Esordio con qualche sbavatura, ma missione compiuta per le nuove Farfalle azzurre. A Baku, nella tappa di Coppa del Mondo di Ritmica, Alexandra Naclerio, Giulia Segatori, Laura Golfarelli, Chiara Badii e Sofia Sicignano (con Serena Ottaviani in panchina) centrano la finale ai 5 nastri con il sesto punteggio: 18.850.
Una routine non impeccabile – complici alcuni errori nelle collaborazioni e attrezzi finiti a terra – ma più che sufficiente per entrare tra le migliori otto. La nota di difficoltà (9.6) e l’artisticità (6.3) hanno compensato una bassa esecuzione (2.950).
Davanti a tutte, la Cina, con un netto 25.350. A seguire, Bulgaria (25.150 nonostante tre decimi di penalità), Ucraina (21.350) e Kazakhstan (20.850). Le azzurre si posizionano dietro Israele, stabile a centro classifica con un 8.8 di D che lascia spazio a molti dubbi. Restano fuori dalla finale squadre come Giappone, Germania e Stati Uniti.

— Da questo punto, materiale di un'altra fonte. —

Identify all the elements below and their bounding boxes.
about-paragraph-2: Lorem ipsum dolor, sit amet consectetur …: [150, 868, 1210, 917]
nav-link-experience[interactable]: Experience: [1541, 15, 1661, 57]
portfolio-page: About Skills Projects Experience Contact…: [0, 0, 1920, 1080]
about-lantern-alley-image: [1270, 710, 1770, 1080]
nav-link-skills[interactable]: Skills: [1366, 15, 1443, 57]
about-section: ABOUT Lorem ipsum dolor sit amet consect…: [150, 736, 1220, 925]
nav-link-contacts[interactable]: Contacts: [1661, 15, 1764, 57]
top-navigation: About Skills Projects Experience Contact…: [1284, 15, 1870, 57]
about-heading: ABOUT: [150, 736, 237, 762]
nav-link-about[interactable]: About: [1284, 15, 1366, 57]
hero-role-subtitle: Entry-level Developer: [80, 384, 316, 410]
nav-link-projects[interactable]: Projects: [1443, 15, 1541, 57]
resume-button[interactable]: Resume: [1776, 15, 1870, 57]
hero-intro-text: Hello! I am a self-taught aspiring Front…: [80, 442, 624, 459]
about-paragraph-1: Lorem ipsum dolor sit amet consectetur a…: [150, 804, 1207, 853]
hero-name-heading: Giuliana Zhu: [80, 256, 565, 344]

Per ritrovare una gara internazionale senior con i 5 nastri bisogna tornare al 2015, proprio a Baku. Allora le Farfalle si chiamavano Pagnini, Stefanescu, Patriarca, Lodi e Maurelli. Anche loro partirono tra errori e piazzamenti deludenti, ma chiusero la stagione col titolo mondiale.
Per le “New-Butterflies”, entrare in finale era l’obiettivo. Ora che sono nel club delle grandi, domenica mattina si gioca un’altra partita: in diretta su La7d, con il misto e forse… qualche magia in più.